President Bush has a political problem because of the missing WMD. Already, Democrats are focusing on the issue as evidence that the president misled the country in his arguments for going to war.
A sign of how sharp the debate will be came last week from Sen. Edward M. Kennedy: "All the administration's rationalizations as we prepared to go to war now stand revealed as double talk," he said. "The American people were told Saddam Hussein was building nuclear weapons. He was not. We were told he had stockpiles of other weapons of mass destruction. He did not. . . . We were told lie after lie after lie after lie."
The CIA's problem is as serious, at least in terms of the nation's security. For it goes to what might be called the "epistemology" of intelligence: How do we know what we think we know?
Before the war the agency was as sure as intelligence professionals can be that Saddam Hussein possessed weapons of mass destruction and was prepared to use them. That wasn't a political judgment or even an American one. It was shared by the intelligence services of Britain, France and other nations. And it dated back to the 1990s, long before George W. Bush came to Washington.
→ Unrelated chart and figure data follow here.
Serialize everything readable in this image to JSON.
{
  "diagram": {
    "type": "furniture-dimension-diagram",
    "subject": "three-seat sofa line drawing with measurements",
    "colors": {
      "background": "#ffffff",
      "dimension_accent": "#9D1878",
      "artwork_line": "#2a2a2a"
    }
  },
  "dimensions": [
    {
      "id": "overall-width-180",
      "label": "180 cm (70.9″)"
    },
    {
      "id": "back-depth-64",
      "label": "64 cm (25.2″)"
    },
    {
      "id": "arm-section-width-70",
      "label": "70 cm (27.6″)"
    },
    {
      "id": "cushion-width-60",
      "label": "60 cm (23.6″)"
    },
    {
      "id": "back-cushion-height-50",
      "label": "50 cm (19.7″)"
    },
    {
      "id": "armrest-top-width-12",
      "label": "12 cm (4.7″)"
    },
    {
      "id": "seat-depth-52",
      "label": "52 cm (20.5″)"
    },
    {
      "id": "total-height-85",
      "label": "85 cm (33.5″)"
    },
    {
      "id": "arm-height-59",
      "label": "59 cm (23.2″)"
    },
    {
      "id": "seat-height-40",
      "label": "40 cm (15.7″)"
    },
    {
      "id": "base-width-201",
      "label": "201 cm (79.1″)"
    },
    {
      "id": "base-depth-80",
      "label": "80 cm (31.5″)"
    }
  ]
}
Yet the weapons of mass destruction haven't been found. Sen. Dianne Feinstein, a California Democrat who serves on the intelligence committee, probably spoke for many colleagues Sunday when she told CNN's Wolf Blitzer: "One of the things that's come through to me, based on reading and re-reading the National Intelligence Estimates and the daily intelligence, is that a lot of the key judgments that were made were not correct judgments."
These political criticisms upset CIA officials. But what seems to trouble them more is the prospect that the American public will lose confidence in the agency's work. In an era when the nation's margin of security against terrorist attack depends largely on intelligence, that loss of trust could have devastating consequences.
CIA officials defend the agency's performance in several ways. First, they contend that it's too early to conclude that they were wrong about Iraqi WMD. The process of inspection and analysis is just beginning. The agency's chief inspector, David Kay, has just filed a report on his first three months of investigation, which turned up none of the banned weapons. But Kay has another nine months of work, and will probably file two more reports.
Second, agency officials argue, Kay's initial findings have actually supported the case that Iraq was continuing to develop banned weapons. He found strong evidence that the regime was seeking to build or buy ballistic missiles with ranges of 600 miles or more, far beyond the U.N. limit of 90 miles. He also found new evidence that the Iraqis concealed WMD programs before the war, and systematically destroyed evidence after the war.
The epistemological problem -- of confirming what the CIA thought it knew -- is complicated by the war itself, which contaminated the crime scene, so to speak. "The Iraq that existed March 18 is gone," says one CIA official.
Despite the CIA's caveats and counterarguments, the agency is vexed by the failure to find a smoking gun. Officials have reverse-engineered every statement in the prewar intelligence estimates, reviewing the evidence they used to support the arguments that were made. They describe it as a cascade of reports from agents inside Iraq, intercepted communications, analysis of material recovered in U.N. inspections and other information collected from clandestine sources.
"With all the information we had, if we hadn't issued our warnings about Iraqi WMD, we should have been shot," says one CIA official.
The CIA's credibility is a national asset. Restoring it may be as important to the United States as anything that happens in Iraq.
To guarantee that credibility, the CIA should take some unconventional steps: It should disclose more of its prewar intelligence about Iraqi weapons of mass destruction so people can understand why it reached its judgments; and it should convene an outside board to analyze that evidence and assess whether the CIA's warnings were sound.
The worst thing that could happen for the CIA would be for it to become a political football in the 2004 campaign. The only way the agency can avoid that is to level with the public about how it knew what it thought it knew.